The load-deformation behaviour of reinforced concrete membranes subjected to in-plane shear and normal forces can generally be reliably simulated using the Cracked Membrane Model with rotating, stress-free cracks (CMM-R). There are limitations for membrane elements with low reinforcement ratio in one of the two orthogonal reinforcement directions and for cyclic loading in the zero-crossing range. This Master's Thesis investigated whether the Cracked Membrane Model with fixed interlocked cracks (CMM-F) can reproduce the load-deformation behaviour observed in experiments better than the CMM-R.

Interlocking cracks are taken into account in CMM-F using established aggregate interlock models. The three most established and cited models are the Two Phase Model (TPM), the Rough Crack Model (RCM) and the Contact Density Model (CDM). These models were tested under monotonic and cyclic shear loading and compared with each other. The comparison revealed differences in the resulting stresses. In general, the CDM results in the highest stresses and the RCM in the lowest stresses. The TPM was most sensitive to changes in the ratio between crack opening and crack slip (relative displacement of the crack edges relative to each other in the direction parallel to the crack).

A comprehensive parameter study was conducted to investigate the effect of various material properties on the load-deformation behaviour according to the CMM-F for membrane elements subjected to monotonically increasing shear deformation. It was found that for small crack angles (relative to the strong reinforcement direction), the crack slip changes sign after the reinforcement in the weak reinforcement direction has exceeded the yield strength. This effect is more pronounced when compressive membrane forces are applied parallel to the strong reinforcement direction.

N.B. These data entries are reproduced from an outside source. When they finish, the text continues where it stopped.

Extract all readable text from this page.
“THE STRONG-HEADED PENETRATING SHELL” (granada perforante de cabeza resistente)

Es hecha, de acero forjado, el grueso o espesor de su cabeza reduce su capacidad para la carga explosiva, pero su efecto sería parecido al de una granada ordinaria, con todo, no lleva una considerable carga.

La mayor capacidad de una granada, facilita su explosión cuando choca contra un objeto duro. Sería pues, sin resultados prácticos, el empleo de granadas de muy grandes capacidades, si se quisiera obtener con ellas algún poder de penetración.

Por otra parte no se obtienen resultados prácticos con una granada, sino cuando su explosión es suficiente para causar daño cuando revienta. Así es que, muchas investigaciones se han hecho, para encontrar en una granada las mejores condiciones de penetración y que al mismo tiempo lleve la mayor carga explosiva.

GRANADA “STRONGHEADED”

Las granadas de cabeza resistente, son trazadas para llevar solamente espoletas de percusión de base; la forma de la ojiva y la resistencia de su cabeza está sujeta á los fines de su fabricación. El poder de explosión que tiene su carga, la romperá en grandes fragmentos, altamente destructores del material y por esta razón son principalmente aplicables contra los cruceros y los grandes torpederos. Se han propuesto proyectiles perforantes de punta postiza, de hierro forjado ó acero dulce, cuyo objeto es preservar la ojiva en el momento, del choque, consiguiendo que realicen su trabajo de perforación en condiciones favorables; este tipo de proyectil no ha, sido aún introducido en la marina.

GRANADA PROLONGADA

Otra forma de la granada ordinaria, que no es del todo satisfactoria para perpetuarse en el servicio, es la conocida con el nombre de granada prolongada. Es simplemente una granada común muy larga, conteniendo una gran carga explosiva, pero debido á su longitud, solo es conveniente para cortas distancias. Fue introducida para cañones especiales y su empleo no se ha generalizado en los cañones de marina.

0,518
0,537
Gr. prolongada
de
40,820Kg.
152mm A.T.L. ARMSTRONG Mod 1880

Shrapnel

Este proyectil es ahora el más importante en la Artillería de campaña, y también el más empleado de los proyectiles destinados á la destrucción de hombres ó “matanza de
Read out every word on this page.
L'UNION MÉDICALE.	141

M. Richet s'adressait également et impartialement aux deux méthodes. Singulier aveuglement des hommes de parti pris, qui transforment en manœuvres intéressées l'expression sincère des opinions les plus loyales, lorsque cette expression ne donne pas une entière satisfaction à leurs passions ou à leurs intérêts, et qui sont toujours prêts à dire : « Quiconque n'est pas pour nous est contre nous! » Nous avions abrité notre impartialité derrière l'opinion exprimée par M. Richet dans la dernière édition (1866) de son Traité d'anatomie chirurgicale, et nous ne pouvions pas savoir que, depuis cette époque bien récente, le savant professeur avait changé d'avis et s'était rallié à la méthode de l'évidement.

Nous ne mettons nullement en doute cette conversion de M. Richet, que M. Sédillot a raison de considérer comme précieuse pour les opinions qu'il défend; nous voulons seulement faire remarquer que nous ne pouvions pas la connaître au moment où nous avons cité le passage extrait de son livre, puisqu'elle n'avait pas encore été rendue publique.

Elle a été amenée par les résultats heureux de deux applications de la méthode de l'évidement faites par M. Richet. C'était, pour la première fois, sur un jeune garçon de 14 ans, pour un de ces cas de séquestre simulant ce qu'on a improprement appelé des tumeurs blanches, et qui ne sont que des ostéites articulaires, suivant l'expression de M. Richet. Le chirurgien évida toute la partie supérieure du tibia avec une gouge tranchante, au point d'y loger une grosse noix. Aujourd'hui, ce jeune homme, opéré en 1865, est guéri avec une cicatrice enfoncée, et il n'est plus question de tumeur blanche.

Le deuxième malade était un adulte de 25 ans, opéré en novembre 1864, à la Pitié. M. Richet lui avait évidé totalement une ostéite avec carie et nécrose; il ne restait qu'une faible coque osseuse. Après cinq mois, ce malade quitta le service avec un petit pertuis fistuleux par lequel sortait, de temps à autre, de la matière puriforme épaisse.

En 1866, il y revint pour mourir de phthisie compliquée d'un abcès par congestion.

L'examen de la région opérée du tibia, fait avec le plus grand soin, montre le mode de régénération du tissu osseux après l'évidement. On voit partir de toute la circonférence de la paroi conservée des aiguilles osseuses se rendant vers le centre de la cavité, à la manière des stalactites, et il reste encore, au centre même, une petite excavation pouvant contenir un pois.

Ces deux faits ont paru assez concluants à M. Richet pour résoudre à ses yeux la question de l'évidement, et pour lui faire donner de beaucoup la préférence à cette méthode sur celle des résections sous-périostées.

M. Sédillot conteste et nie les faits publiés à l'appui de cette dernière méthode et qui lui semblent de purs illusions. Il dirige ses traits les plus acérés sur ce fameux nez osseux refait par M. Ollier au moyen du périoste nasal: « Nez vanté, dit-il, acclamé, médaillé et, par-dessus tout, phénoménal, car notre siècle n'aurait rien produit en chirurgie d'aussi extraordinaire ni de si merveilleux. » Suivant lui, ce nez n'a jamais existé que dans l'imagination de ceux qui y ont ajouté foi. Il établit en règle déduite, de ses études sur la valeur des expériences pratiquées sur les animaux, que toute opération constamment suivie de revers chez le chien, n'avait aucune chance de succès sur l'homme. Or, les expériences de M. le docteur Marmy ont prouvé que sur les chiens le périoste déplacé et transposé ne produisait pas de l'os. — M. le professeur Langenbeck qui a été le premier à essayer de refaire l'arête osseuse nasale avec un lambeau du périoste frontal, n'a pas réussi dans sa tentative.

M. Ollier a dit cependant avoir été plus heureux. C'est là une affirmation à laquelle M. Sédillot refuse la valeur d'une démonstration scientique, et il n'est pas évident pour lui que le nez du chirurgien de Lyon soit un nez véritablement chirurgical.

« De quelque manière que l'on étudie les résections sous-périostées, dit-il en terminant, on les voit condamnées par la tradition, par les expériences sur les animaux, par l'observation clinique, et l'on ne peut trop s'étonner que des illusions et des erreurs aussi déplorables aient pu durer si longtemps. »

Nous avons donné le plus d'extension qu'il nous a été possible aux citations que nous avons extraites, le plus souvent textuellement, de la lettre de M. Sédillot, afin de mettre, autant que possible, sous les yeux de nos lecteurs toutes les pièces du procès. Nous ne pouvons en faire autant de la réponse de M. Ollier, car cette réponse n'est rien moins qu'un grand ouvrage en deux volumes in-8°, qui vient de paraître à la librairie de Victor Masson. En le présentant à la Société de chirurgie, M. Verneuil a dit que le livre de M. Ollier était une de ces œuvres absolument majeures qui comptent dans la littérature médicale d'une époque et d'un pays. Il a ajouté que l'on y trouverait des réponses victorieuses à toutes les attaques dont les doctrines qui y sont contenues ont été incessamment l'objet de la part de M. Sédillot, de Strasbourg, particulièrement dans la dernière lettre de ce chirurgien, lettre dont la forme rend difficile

In order to avoid the iterative procedure for solving the CMM-F equations, it was investigated whether the concrete deformations could be neglected. When the concrete deformation is neglected, the crack opening deviates from the iterative solution by only 1%. The crack slip deviates from the iterative solution by up to 12% for small shear strains and by around 4% for large shear strains. For common problems, it seems justified to neglect concrete deformations.

For cyclic simulations, the shear stiffness in the zero-crossing range according to the CMM-F corresponds much better with the results of experiments than in simulations using CMM-R. The CMM-F assumes that there are two crack families, with the crack angle changing sign relative to the strong reinforcement direction. For simplification purposes only one crack family is assumed to be active. When transitioning from positive to negative shear strain, a change from one crack family to the other is assumed. However, this model assumption proved to be insufficient. It results in an offset of the shear force at zero crossing, which was not observed in experiments.